100円ショップ市場が急拡大している。帝国データバンクが2022年4月に発表したレポートによると、100円ショップの市場規模は、21年度は前年比5.8%増の9500億円になる見込みで、早ければ22年度にも1兆円を突破する可能性があるという。
長らく続く新型コロナウイルス禍でさまざまな業界が甚大な影響を受けるなか、なぜ100円ショップは急成長したのか。背景にあるのは、やはり生活者の強い節約志向だ。「『支出は限りなく抑えたい。でも物はそろえたい』というニーズを捉えて伸びている」と調査を担当した帝国データバンク情報統括部の飯島大介氏は話す。
商品のクオリティーが向上したことも成長の追い風になっている。少し前までは「安かろう、悪かろう」というイメージが100円ショップにはあったが、「15年あたりからワンコインでも満足できるクオリティーの商品が増え、“100均”の印象が大きく変わった。安さだけではない魅力が生活者に広く認知され、そこからさらに勢いがついた」(飯島氏)という。デザイン性が高い雑貨が増え、ニトリやホームセンターなどを利用していた層が100円ショップにも足を運ぶようになった。

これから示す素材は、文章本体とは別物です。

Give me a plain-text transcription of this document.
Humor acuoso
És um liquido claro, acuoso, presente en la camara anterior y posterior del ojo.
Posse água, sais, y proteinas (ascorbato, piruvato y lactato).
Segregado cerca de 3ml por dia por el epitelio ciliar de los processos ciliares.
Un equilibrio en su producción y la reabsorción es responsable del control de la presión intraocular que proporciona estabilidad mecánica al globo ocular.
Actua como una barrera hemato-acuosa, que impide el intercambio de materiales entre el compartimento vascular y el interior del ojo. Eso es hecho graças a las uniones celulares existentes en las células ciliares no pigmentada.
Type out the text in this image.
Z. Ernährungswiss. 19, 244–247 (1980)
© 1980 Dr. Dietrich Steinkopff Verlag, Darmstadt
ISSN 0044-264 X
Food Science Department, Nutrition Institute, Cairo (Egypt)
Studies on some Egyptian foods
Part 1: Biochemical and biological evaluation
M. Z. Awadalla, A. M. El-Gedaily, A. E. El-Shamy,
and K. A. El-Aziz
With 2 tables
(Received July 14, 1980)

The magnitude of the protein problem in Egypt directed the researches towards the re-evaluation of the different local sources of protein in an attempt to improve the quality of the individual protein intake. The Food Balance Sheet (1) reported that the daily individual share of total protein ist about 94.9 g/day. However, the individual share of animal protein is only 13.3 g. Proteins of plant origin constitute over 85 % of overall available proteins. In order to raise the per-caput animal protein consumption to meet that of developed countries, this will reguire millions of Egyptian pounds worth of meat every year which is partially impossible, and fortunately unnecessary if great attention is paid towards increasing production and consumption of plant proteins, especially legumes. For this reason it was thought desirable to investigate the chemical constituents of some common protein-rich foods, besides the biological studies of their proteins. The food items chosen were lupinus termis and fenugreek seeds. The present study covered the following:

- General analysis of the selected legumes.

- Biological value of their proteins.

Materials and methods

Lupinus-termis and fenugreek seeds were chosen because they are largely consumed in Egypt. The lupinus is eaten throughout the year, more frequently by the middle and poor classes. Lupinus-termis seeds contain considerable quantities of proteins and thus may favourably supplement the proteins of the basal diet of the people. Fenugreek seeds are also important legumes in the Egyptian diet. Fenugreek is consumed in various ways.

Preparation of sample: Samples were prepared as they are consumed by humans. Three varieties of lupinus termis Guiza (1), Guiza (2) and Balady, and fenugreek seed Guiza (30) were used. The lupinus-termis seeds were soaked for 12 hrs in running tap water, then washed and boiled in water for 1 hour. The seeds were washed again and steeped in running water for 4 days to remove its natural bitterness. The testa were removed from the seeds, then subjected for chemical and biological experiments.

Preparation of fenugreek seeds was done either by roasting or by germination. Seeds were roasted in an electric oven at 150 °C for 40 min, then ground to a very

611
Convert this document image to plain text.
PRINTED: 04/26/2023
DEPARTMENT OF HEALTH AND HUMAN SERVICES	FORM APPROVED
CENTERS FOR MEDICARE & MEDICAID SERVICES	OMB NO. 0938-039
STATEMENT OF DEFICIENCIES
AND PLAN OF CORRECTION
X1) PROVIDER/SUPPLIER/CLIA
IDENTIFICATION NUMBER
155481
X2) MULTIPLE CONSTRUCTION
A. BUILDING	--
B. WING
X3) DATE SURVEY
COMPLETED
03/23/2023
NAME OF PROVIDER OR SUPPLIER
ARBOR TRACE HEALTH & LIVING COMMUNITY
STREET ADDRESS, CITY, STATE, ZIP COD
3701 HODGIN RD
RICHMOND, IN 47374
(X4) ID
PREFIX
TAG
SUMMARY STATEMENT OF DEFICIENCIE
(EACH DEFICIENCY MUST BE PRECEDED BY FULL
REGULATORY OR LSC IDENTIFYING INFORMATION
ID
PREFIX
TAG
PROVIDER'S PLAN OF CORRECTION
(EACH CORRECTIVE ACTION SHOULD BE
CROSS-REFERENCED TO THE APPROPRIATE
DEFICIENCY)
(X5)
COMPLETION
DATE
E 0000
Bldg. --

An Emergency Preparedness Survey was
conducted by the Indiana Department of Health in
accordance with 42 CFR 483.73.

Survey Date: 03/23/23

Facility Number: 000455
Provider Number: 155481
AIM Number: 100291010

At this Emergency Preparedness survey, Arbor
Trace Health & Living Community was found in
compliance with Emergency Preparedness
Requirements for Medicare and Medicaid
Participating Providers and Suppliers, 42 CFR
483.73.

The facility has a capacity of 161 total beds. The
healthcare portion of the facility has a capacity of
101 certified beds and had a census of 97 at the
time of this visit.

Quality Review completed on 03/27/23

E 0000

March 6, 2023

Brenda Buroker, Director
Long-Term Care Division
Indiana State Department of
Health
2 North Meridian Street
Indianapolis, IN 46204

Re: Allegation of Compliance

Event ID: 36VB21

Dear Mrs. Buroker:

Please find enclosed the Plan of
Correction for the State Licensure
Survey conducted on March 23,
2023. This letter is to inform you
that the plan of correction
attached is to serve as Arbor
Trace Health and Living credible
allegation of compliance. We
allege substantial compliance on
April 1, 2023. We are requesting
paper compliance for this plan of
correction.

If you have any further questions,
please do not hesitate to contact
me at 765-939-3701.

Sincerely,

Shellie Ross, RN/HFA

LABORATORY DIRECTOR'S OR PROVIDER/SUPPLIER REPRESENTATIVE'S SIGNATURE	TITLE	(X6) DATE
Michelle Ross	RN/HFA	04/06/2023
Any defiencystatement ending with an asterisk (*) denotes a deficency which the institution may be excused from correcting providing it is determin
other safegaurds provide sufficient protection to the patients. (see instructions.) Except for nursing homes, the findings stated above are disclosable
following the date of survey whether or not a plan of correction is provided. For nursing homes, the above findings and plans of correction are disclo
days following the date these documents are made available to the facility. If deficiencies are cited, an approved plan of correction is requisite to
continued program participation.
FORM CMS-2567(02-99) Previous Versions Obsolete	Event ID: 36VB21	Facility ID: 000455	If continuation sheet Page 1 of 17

さまざまなジャンルの「エントリー向け商品」を拡充させていることも100円ショップ市場が躍進する理由の1つだ。例えばアウトドアグッズ。最近はどの100円ショップに行っても商品が充実しており、新しいカテゴリーとして売り上げを大きく伸ばしている。そのほか、釣り、DIY、手芸など、多種多様なグッズがそろっている。たいていのジャンルはエントリー層(入門者層)が最も厚い。「『本格的なものはまだいらない。手軽に楽しめるものをとりあえずそろえたい』という初心者のニーズをうまく捉え、日用雑貨以外の商品ラインアップを拡充したことで顧客層が大きく広がった」(飯島氏)。
拡大を続ける100円ショップ市場のトップに君臨するのが“王者”大創産業だ。今からちょうど50年前の1972年に「矢野商店」という雑貨の移動販売から始まった同社は、87年に「ダイソー」の常設型店舗をオープン。バブル経済崩壊後のデフレの大波にうまく乗り、2000年には1000店舗を達成した。現在では国内に4042店舗、海外に2296店舗を出店し、2021年度の売上高は5493億円(全ブランド計)に到達した(大創産業50年史は第6回に掲載)。
他の100円ショップ企業の動きも激しい。唯一“100円均一”を貫く、業界2位のセリアは、店舗数1876と順調に拡大を続けている。また、21年10月にはキャンドゥがイオンの傘下に入るなど、状況は刻々と変化している。